その5 おもい

 ゼノさんがあてがってくれた宿は、エルベスの中心部にあった。小綺麗に纏められたインテリア、狭すぎず広すぎずのちょうど良い一人部屋。

 派手すぎなくてちょうどいいね。

 依頼の詳細についてはまた明日にでも。今日はごゆっくりお休みください。ゼノさんの言葉に甘えさせてもらって、僕たちは早めの夜ご飯にすることにした。

 持ってきた荷物はあまり多くはない。風つかみはロッカーとしても機能する。

 貴重品だけ持っていこう。バッグを漁っていると、指先に丸く、硬いものが当たった。

 ――イシンデン芯。そういえばヒヨコと戦った後、操縦席に引っかけてたのをしまったままだった。貴重品だけど、どうしよう。身に付けていくよりはしまっておいた方が無くさないかな?

 ……少し考えてから、紐に首を通す。外からは見えないように、服の中に入れた。

 今は、ネフからもらったこのペンダントを手放すことが怖かった。これを身につけていれば、バディでいられる。そんな風に思った。



 

  

「もし、数週間前に来たっていう魔女が犯人なら――」


 するするとナイフを動かしながら、ネフは話し始める。宿直営のレストランはまだお客さんも少なく、ピークの時間に向けて用意を急ぐスタッフさんはいるものの、ゆったりとした空気が流れていた。


「――この街に魔女がいないことがわかったからすぐ去ったのでしょうね。魔女の影集めは相当苦労するだろうし、無駄な労力はできるだけ減らしたいのでしょう」


 わたしに魔法香フレグラが感知できればいいのに。魔法香を追いかけられればすぐなのに、とネフはぼやく。万物が残す魔法の痕跡、それを感知できるのは魔物だけ。ネフと最初に訪れた街で、髪の毛の魔物を追いかけたことを思い出す。

 そういえばあの魔物も、親友の魔法香を辿って逃げてたんだったか。ネフが言ってたな。

 思えばあの依頼も、ネフのおかげで解決したようなものだ……。


「……レノン? 食べないの、おいしいわよ?」

 

 エルベスの名物、ベリーソースがけベジボールをもぐもぐしながら首を傾げる魔女。

 ああ、と頷いて、僕はフォークを突き刺した。さくっと音がする。味はあまじょっぱい。 
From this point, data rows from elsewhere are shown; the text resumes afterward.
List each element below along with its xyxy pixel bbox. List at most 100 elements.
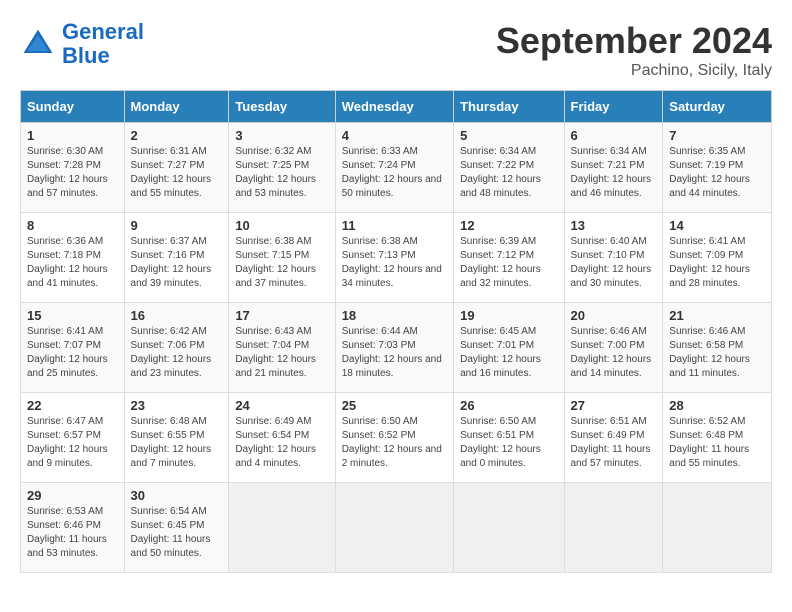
day-info: Sunrise: 6:41 AM Sunset: 7:07 PM Dayligh… [27,325,118,381]
calendar-cell: 5 Sunrise: 6:34 AM Sunset: 7:22 PM Dayli… [454,123,564,213]
sunset-label: Sunset: 7:18 PM [27,250,101,261]
logo-line2: Blue [62,43,110,68]
calendar-cell: 9 Sunrise: 6:37 AM Sunset: 7:16 PM Dayli… [124,213,229,303]
day-number: 12 [460,218,557,233]
sunrise-label: Sunrise: 6:30 AM [27,146,103,157]
sunset-label: Sunset: 7:09 PM [669,250,743,261]
header-sunday: Sunday [21,91,125,123]
sunrise-label: Sunrise: 6:40 AM [571,236,647,247]
calendar-row: 22 Sunrise: 6:47 AM Sunset: 6:57 PM Dayl… [21,393,772,483]
sunrise-label: Sunrise: 6:47 AM [27,416,103,427]
title-block: September 2024 Pachino, Sicily, Italy [496,20,772,80]
day-info: Sunrise: 6:42 AM Sunset: 7:06 PM Dayligh… [131,325,223,381]
day-info: Sunrise: 6:37 AM Sunset: 7:16 PM Dayligh… [131,235,223,291]
header-thursday: Thursday [454,91,564,123]
day-number: 7 [669,128,765,143]
day-info: Sunrise: 6:38 AM Sunset: 7:13 PM Dayligh… [342,235,447,291]
day-info: Sunrise: 6:36 AM Sunset: 7:18 PM Dayligh… [27,235,118,291]
day-number: 16 [131,308,223,323]
day-info: Sunrise: 6:50 AM Sunset: 6:52 PM Dayligh… [342,415,447,471]
day-number: 25 [342,398,447,413]
day-info: Sunrise: 6:40 AM Sunset: 7:10 PM Dayligh… [571,235,657,291]
day-info: Sunrise: 6:51 AM Sunset: 6:49 PM Dayligh… [571,415,657,471]
day-number: 11 [342,218,447,233]
day-info: Sunrise: 6:54 AM Sunset: 6:45 PM Dayligh… [131,505,223,561]
calendar-cell: 2 Sunrise: 6:31 AM Sunset: 7:27 PM Dayli… [124,123,229,213]
daylight-label: Daylight: 12 hours and 44 minutes. [669,174,750,199]
calendar-table: Sunday Monday Tuesday Wednesday Thursday… [20,90,772,573]
day-number: 22 [27,398,118,413]
day-info: Sunrise: 6:34 AM Sunset: 7:21 PM Dayligh… [571,145,657,201]
day-number: 4 [342,128,447,143]
sunrise-label: Sunrise: 6:49 AM [235,416,311,427]
sunset-label: Sunset: 7:19 PM [669,160,743,171]
daylight-label: Daylight: 12 hours and 23 minutes. [131,354,212,379]
sunrise-label: Sunrise: 6:44 AM [342,326,418,337]
day-number: 6 [571,128,657,143]
calendar-cell: 22 Sunrise: 6:47 AM Sunset: 6:57 PM Dayl… [21,393,125,483]
sunrise-label: Sunrise: 6:51 AM [571,416,647,427]
calendar-cell: 27 Sunrise: 6:51 AM Sunset: 6:49 PM Dayl… [564,393,663,483]
calendar-cell: 13 Sunrise: 6:40 AM Sunset: 7:10 PM Dayl… [564,213,663,303]
sunrise-label: Sunrise: 6:54 AM [131,506,207,517]
month-title: September 2024 [496,20,772,62]
sunrise-label: Sunrise: 6:46 AM [571,326,647,337]
day-info: Sunrise: 6:34 AM Sunset: 7:22 PM Dayligh… [460,145,557,201]
day-number: 19 [460,308,557,323]
daylight-label: Daylight: 12 hours and 39 minutes. [131,264,212,289]
day-info: Sunrise: 6:35 AM Sunset: 7:19 PM Dayligh… [669,145,765,201]
sunset-label: Sunset: 6:49 PM [571,430,645,441]
sunrise-label: Sunrise: 6:38 AM [235,236,311,247]
sunset-label: Sunset: 7:00 PM [571,340,645,351]
day-number: 28 [669,398,765,413]
daylight-label: Daylight: 11 hours and 50 minutes. [131,534,211,559]
day-info: Sunrise: 6:30 AM Sunset: 7:28 PM Dayligh… [27,145,118,201]
daylight-label: Daylight: 12 hours and 48 minutes. [460,174,541,199]
sunset-label: Sunset: 6:58 PM [669,340,743,351]
logo-icon [20,26,56,62]
day-number: 30 [131,488,223,503]
header-row: Sunday Monday Tuesday Wednesday Thursday… [21,91,772,123]
calendar-cell [564,483,663,573]
sunrise-label: Sunrise: 6:39 AM [460,236,536,247]
day-number: 21 [669,308,765,323]
daylight-label: Daylight: 12 hours and 11 minutes. [669,354,750,379]
calendar-cell: 20 Sunrise: 6:46 AM Sunset: 7:00 PM Dayl… [564,303,663,393]
sunset-label: Sunset: 6:57 PM [27,430,101,441]
calendar-cell: 8 Sunrise: 6:36 AM Sunset: 7:18 PM Dayli… [21,213,125,303]
calendar-cell: 26 Sunrise: 6:50 AM Sunset: 6:51 PM Dayl… [454,393,564,483]
calendar-row: 1 Sunrise: 6:30 AM Sunset: 7:28 PM Dayli… [21,123,772,213]
day-info: Sunrise: 6:53 AM Sunset: 6:46 PM Dayligh… [27,505,118,561]
day-number: 3 [235,128,328,143]
sunset-label: Sunset: 6:51 PM [460,430,534,441]
daylight-label: Daylight: 12 hours and 25 minutes. [27,354,108,379]
sunrise-label: Sunrise: 6:35 AM [669,146,745,157]
daylight-label: Daylight: 12 hours and 32 minutes. [460,264,541,289]
day-number: 24 [235,398,328,413]
daylight-label: Daylight: 12 hours and 9 minutes. [27,444,108,469]
daylight-label: Daylight: 12 hours and 2 minutes. [342,444,442,469]
sunset-label: Sunset: 7:13 PM [342,250,416,261]
sunrise-label: Sunrise: 6:52 AM [669,416,745,427]
day-info: Sunrise: 6:33 AM Sunset: 7:24 PM Dayligh… [342,145,447,201]
daylight-label: Daylight: 11 hours and 53 minutes. [27,534,107,559]
sunrise-label: Sunrise: 6:53 AM [27,506,103,517]
daylight-label: Daylight: 12 hours and 14 minutes. [571,354,652,379]
sunrise-label: Sunrise: 6:50 AM [342,416,418,427]
daylight-label: Daylight: 11 hours and 57 minutes. [571,444,651,469]
day-number: 27 [571,398,657,413]
day-number: 15 [27,308,118,323]
sunset-label: Sunset: 7:06 PM [131,340,205,351]
sunrise-label: Sunrise: 6:50 AM [460,416,536,427]
day-info: Sunrise: 6:46 AM Sunset: 6:58 PM Dayligh… [669,325,765,381]
sunrise-label: Sunrise: 6:38 AM [342,236,418,247]
calendar-cell: 21 Sunrise: 6:46 AM Sunset: 6:58 PM Dayl… [663,303,772,393]
daylight-label: Daylight: 11 hours and 55 minutes. [669,444,749,469]
calendar-cell [454,483,564,573]
calendar-cell [229,483,335,573]
day-number: 5 [460,128,557,143]
day-number: 26 [460,398,557,413]
logo: General Blue [20,20,144,68]
sunrise-label: Sunrise: 6:31 AM [131,146,207,157]
sunset-label: Sunset: 7:16 PM [131,250,205,261]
 ――なんでミートボールじゃなくてベジボールなのかしら。……僕は少し考えてから、野菜工場があるからじゃないかな、と答える。

 確かに、と頷いて、ネフは六個目を口にする。

 大皿のベジボールはようやく半分といったところ。


「それで、今回の依頼のことだけれど。レノンは気づいたことをわたしに教えて。わたし、魔法使ってると周りが見えなくなっちゃうから」


 お願いね、と手を合わせた。

 ネフが前より慎重になっている。確かにヒヨコと戦ったときとか、髪の毛を捕まえたときとか、集中しすぎておっちょこちょいしてたしな。

 それを見越して言っているわけだ。優秀だな。


「……うん。ネフの役に立てるように頑張るよ」


「ありがと。頼んだわ」


 それから、やっぱり元気無さそうね、多分疲れが溜まってるのよ、と僕の顔を覗きこむ。

 結局ネフに促されて四個ほど詰め込んで、僕たちは部屋へ戻ったのだった。